Но все эти романы, почти без всякого исключения, пропитаны колониальным духом. Начиная с его зародыша, Робинзона, дело сводится к чувству себя хозяином, к глубоко кулацким инстинктам, к беспощадному отношению как к низшим, так и ко всем вообще противникам, которые пересекают дорогу, а в особенности колониальным народам…
…И мы должны противопоставить этому свой дух, разумеется, дух не жиденького гуманизма мелких мещанских добродетелей и всякого рода народнического идеализма, нам нужны также и предприимчивость, и храбрость, и даже беспощадность, но взятые в других рамках, в других условиях. Я об этом буду говорить еще дальше.
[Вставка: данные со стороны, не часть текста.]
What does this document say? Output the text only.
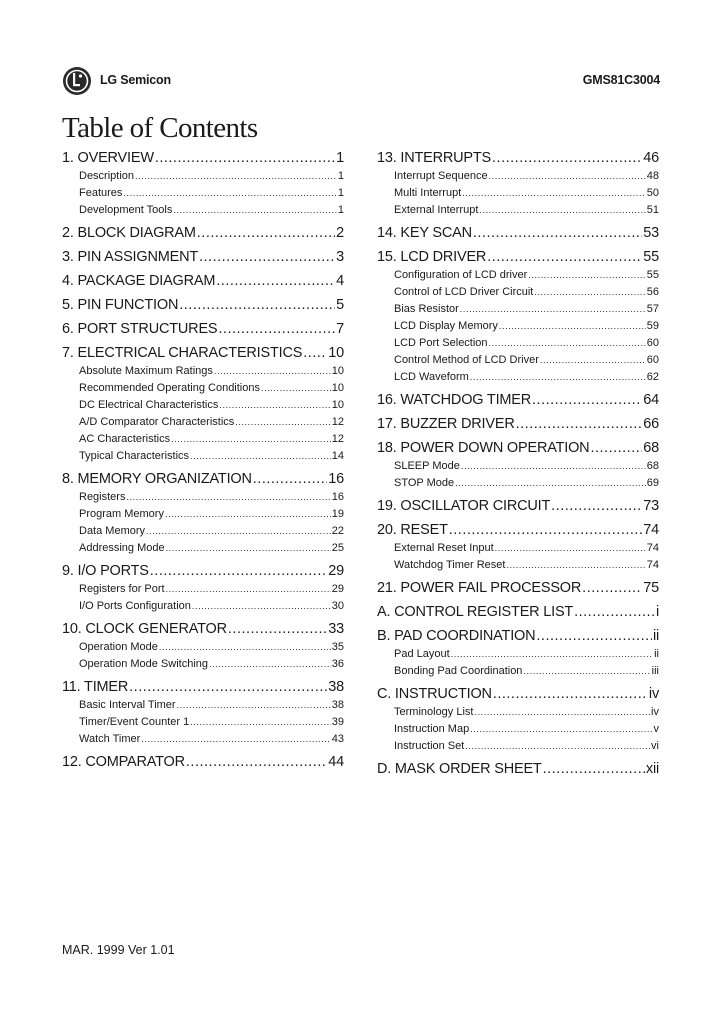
LG Semicon	GMS81C3004
Table of Contents
1. OVERVIEW .....	1
Description .....	1
Features .....	1
Development Tools .....	1
2. BLOCK DIAGRAM .....	2
3. PIN ASSIGNMENT .....	3
4. PACKAGE DIAGRAM .....	4
5. PIN FUNCTION .....	5
6. PORT STRUCTURES .....	7
7. ELECTRICAL CHARACTERISTICS ..... 10
Absolute Maximum Ratings .....	10
Recommended Operating Conditions .....	10
DC Electrical Characteristics .....	10
A/D Comparator Characteristics .....	12
AC Characteristics .....	12
Typical Characteristics .....	14
8. MEMORY ORGANIZATION .....	16
Registers .....	16
Program Memory .....	19
Data Memory .....	22
Addressing Mode .....	25
9. I/O PORTS .....	29
Registers for Port .....	29
I/O Ports Configuration .....	30
10. CLOCK GENERATOR .....	33
Operation Mode .....	35
Operation Mode Switching .....	36
11. TIMER .....	38
Basic Interval Timer .....	38
Timer/Event Counter 1 .....	39
Watch Timer .....	43
12. COMPARATOR .....	44
13. INTERRUPTS .....	46
Interrupt Sequence .....	48
Multi Interrupt .....	50
External Interrupt .....	51
14. KEY SCAN .....	53
15. LCD DRIVER .....	55
Configuration of LCD driver .....	55
Control of LCD Driver Circuit .....	56
Bias Resistor .....	57
LCD Display Memory .....	59
LCD Port Selection .....	60
Control Method of LCD Driver .....	60
LCD Waveform .....	62
16. WATCHDOG TIMER .....	64
17. BUZZER DRIVER .....	66
18. POWER DOWN OPERATION .....	68
SLEEP Mode .....	68
STOP Mode .....	69
19. OSCILLATOR CIRCUIT .....	73
20. RESET .....	74
External Reset Input .....	74
Watchdog Timer Reset .....	74
21. POWER FAIL PROCESSOR .....	75
A. CONTROL REGISTER LIST .....	i
B. PAD COORDINATION .....	ii
Pad Layout .....	ii
Bonding Pad Coordination .....	iii
C. INSTRUCTION .....	iv
Terminology List .....	iv
Instruction Map .....	v
Instruction Set .....	vi
D. MASK ORDER SHEET .....	xii
MAR. 1999 Ver 1.01
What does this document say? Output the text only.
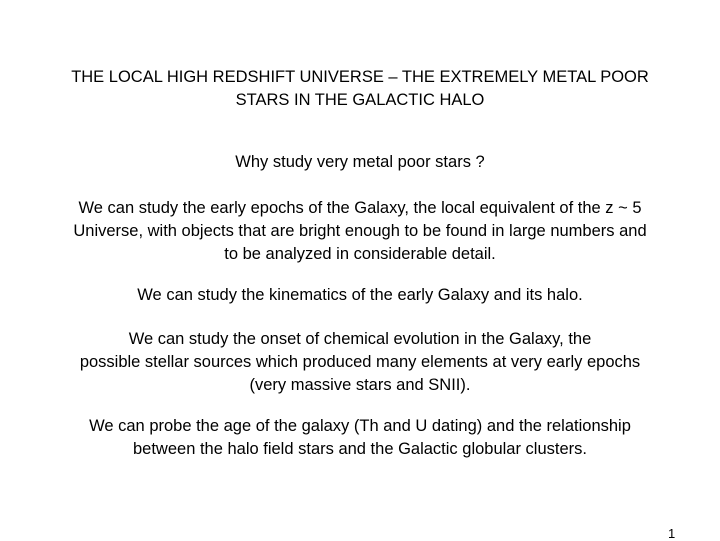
THE LOCAL HIGH REDSHIFT UNIVERSE – THE EXTREMELY METAL POOR
STARS IN THE GALACTIC HALO
Why study very metal poor stars ?
We can study the early epochs of the Galaxy, the local equivalent of the z ~ 5
Universe, with objects that are bright enough to be found in large numbers and
to be analyzed in considerable detail.
We can study the kinematics of the early Galaxy and its halo.
We can study the onset of chemical evolution in the Galaxy, the
possible stellar sources which produced many elements at very early epochs
(very massive stars and SNII).
We can probe the age of the galaxy (Th and U dating) and the relationship
between the halo field stars and the Galactic globular clusters.
1
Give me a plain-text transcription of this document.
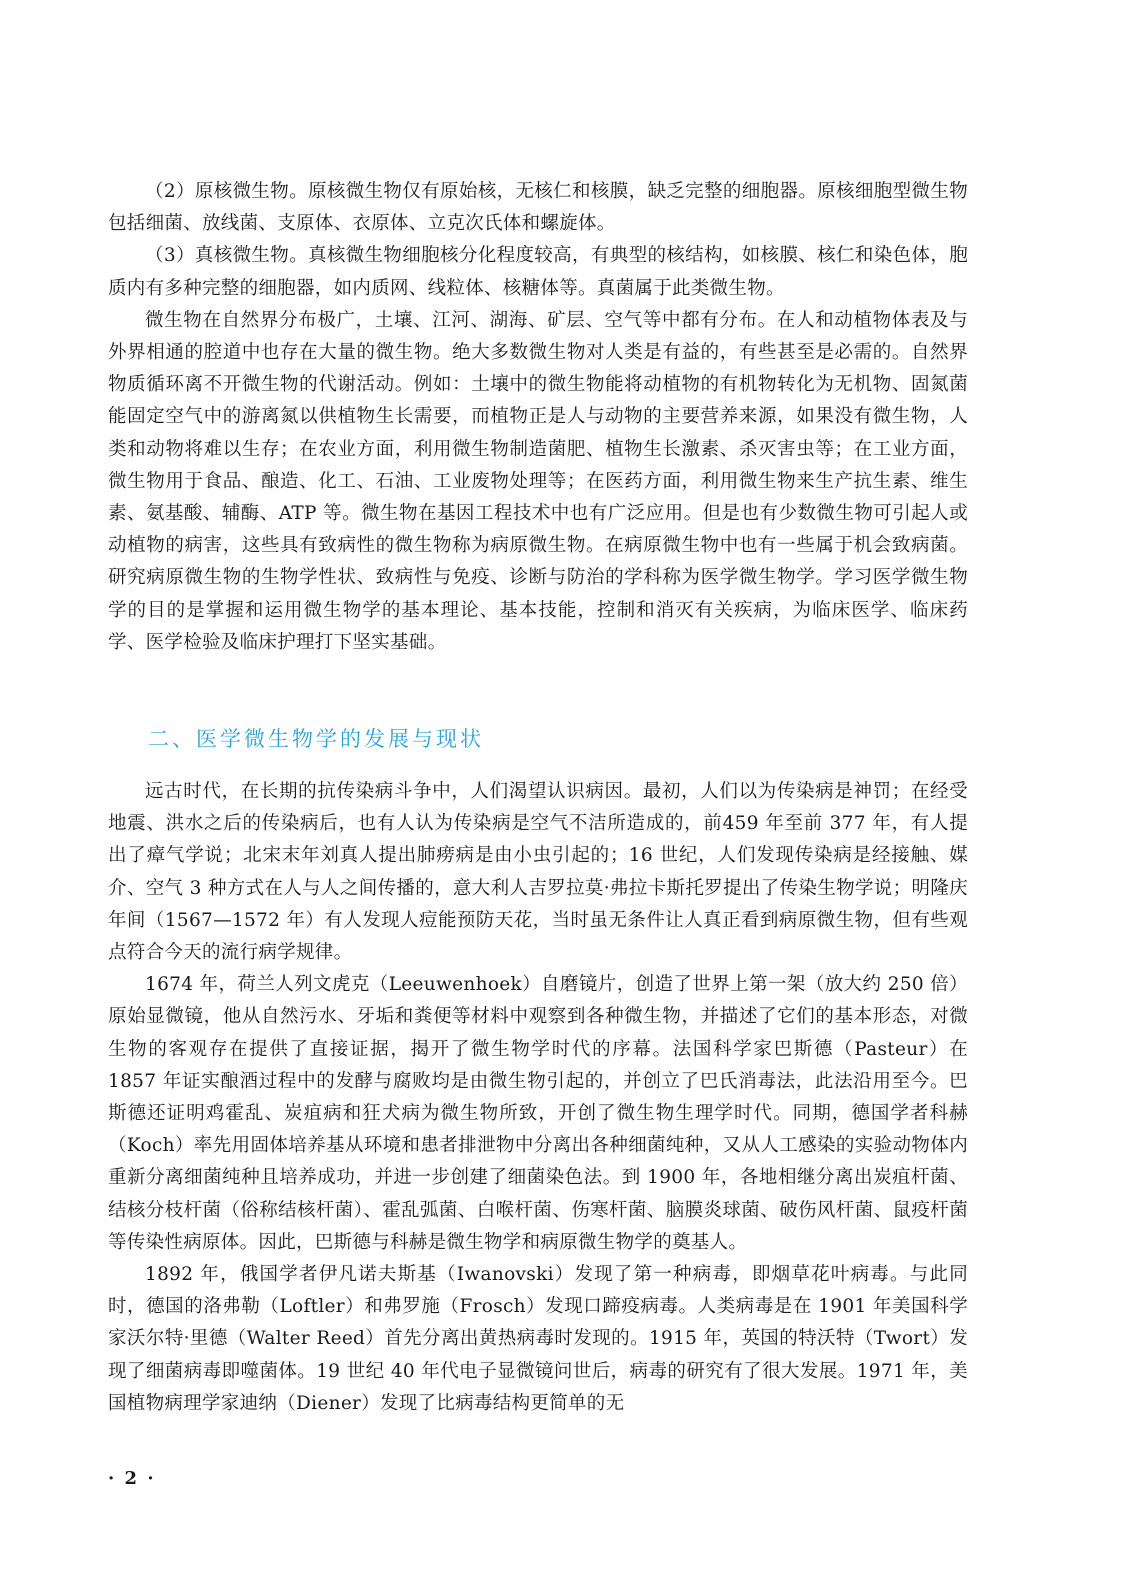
（2）原核微生物。原核微生物仅有原始核，无核仁和核膜，缺乏完整的细胞器。原核细胞型微生物包括细菌、放线菌、支原体、衣原体、立克次氏体和螺旋体。

（3）真核微生物。真核微生物细胞核分化程度较高，有典型的核结构，如核膜、核仁和染色体，胞质内有多种完整的细胞器，如内质网、线粒体、核糖体等。真菌属于此类微生物。

微生物在自然界分布极广，土壤、江河、湖海、矿层、空气等中都有分布。在人和动植物体表及与外界相通的腔道中也存在大量的微生物。绝大多数微生物对人类是有益的，有些甚至是必需的。自然界物质循环离不开微生物的代谢活动。例如：土壤中的微生物能将动植物的有机物转化为无机物、固氮菌能固定空气中的游离氮以供植物生长需要，而植物正是人与动物的主要营养来源，如果没有微生物，人类和动物将难以生存；在农业方面，利用微生物制造菌肥、植物生长激素、杀灭害虫等；在工业方面，微生物用于食品、酿造、化工、石油、工业废物处理等；在医药方面，利用微生物来生产抗生素、维生素、氨基酸、辅酶、ATP 等。微生物在基因工程技术中也有广泛应用。但是也有少数微生物可引起人或动植物的病害，这些具有致病性的微生物称为病原微生物。在病原微生物中也有一些属于机会致病菌。研究病原微生物的生物学性状、致病性与免疫、诊断与防治的学科称为医学微生物学。学习医学微生物学的目的是掌握和运用微生物学的基本理论、基本技能，控制和消灭有关疾病，为临床医学、临床药学、医学检验及临床护理打下坚实基础。

二、医学微生物学的发展与现状

远古时代，在长期的抗传染病斗争中，人们渴望认识病因。最初，人们以为传染病是神罚；在经受地震、洪水之后的传染病后，也有人认为传染病是空气不洁所造成的，前459 年至前 377 年，有人提出了瘴气学说；北宋末年刘真人提出肺痨病是由小虫引起的；16 世纪，人们发现传染病是经接触、媒介、空气 3 种方式在人与人之间传播的，意大利人吉罗拉莫·弗拉卡斯托罗提出了传染生物学说；明隆庆年间（1567—1572 年）有人发现人痘能预防天花，当时虽无条件让人真正看到病原微生物，但有些观点符合今天的流行病学规律。

1674 年，荷兰人列文虎克（Leeuwenhoek）自磨镜片，创造了世界上第一架（放大约 250 倍）原始显微镜，他从自然污水、牙垢和粪便等材料中观察到各种微生物，并描述了它们的基本形态，对微生物的客观存在提供了直接证据，揭开了微生物学时代的序幕。法国科学家巴斯德（Pasteur）在 1857 年证实酿酒过程中的发酵与腐败均是由微生物引起的，并创立了巴氏消毒法，此法沿用至今。巴斯德还证明鸡霍乱、炭疽病和狂犬病为微生物所致，开创了微生物生理学时代。同期，德国学者科赫（Koch）率先用固体培养基从环境和患者排泄物中分离出各种细菌纯种，又从人工感染的实验动物体内重新分离细菌纯种且培养成功，并进一步创建了细菌染色法。到 1900 年，各地相继分离出炭疽杆菌、结核分枝杆菌（俗称结核杆菌）、霍乱弧菌、白喉杆菌、伤寒杆菌、脑膜炎球菌、破伤风杆菌、鼠疫杆菌等传染性病原体。因此，巴斯德与科赫是微生物学和病原微生物学的奠基人。

1892 年，俄国学者伊凡诺夫斯基（Iwanovski）发现了第一种病毒，即烟草花叶病毒。与此同时，德国的洛弗勒（Loftler）和弗罗施（Frosch）发现口蹄疫病毒。人类病毒是在 1901 年美国科学家沃尔特·里德（Walter Reed）首先分离出黄热病毒时发现的。1915 年，英国的特沃特（Twort）发现了细菌病毒即噬菌体。19 世纪 40 年代电子显微镜问世后，病毒的研究有了很大发展。1971 年，美国植物病理学家迪纳（Diener）发现了比病毒结构更简单的无

· 2 ·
Другой полосой, чрезвычайно важной для детской литературы, на которую мы непременно должны опереться, которую мы должны освоить и развить, является технико-изобретательский роман. Другая сила буржуазии, уже промышленной, заключалась именно в ее химико-технической изобретательности — в гениальном умении, которое проявила буржуазия и ее инженерия в деле покорения природы человеческой воле. Конечно, буржуазия при этом, как вы знаете, создала то коренное противоречие, которое лежит в основе капитализма и которое выражалось не только во власти капиталистов над рабочими, но и во власти машин над человеком. Мы не хотим ни того и ни другого. Мы в нашей литературе не найдем, наверно, ни одного писателя, который захотел бы прославлять капиталистов и капитанов индустрии в качестве естественных вождей человечества, но вот машиномаляйство может возникнуть. Такого рода стремления посмотреть на технику как на самостоятельное чудо и на машину как на счастливого наследника самого человека нам не могут быть не чужды, наш социалистический подход иной, но значит ли это, что мы можем ослабить стремление ребенка знакомиться с этими чудесами науки, ослабить его собственный изобретательский дух, его пытливое желание проникнуть в дальнейшие чудеса, которые раскроются при дальнейших наших победах над пространством, временем, материями и т. д. Конечно, нет. И Жюль Берн, нуждающийся в некотором обновлении, и в особенности Уэльс, очень интересный, тонкий и многообразный писатель, к которому, конечно, нужно отнестись с известной осторожностью, дают нам образцы такого романа, который должен быть воспринят нами и распространен среди детей соответствующего возраста, конечно преломившись сквозь соответствующую призму нашего времени, наших классовых целей, нашего строительства. Далее, довольно часто мы встречаем на своем пути мелкобуржуазный гуманистический и иногда даже революционный роман, ну, скажем, некоторые вещи Диккенса, во главе со знаменитым Оливером Твистом — они более или менее приспособлены и весьма увлекательны для детей, — некоторые романы Гюго, в особенности когда они облегчены от слишком больших тирад умствующего характера, и целый ряд других писателей. Мы их чувствуем близкими себе. Мы их сейчас издаем для чтения взрослых, правда, с известными комментариями, и рекомендуем как близких нам писателей.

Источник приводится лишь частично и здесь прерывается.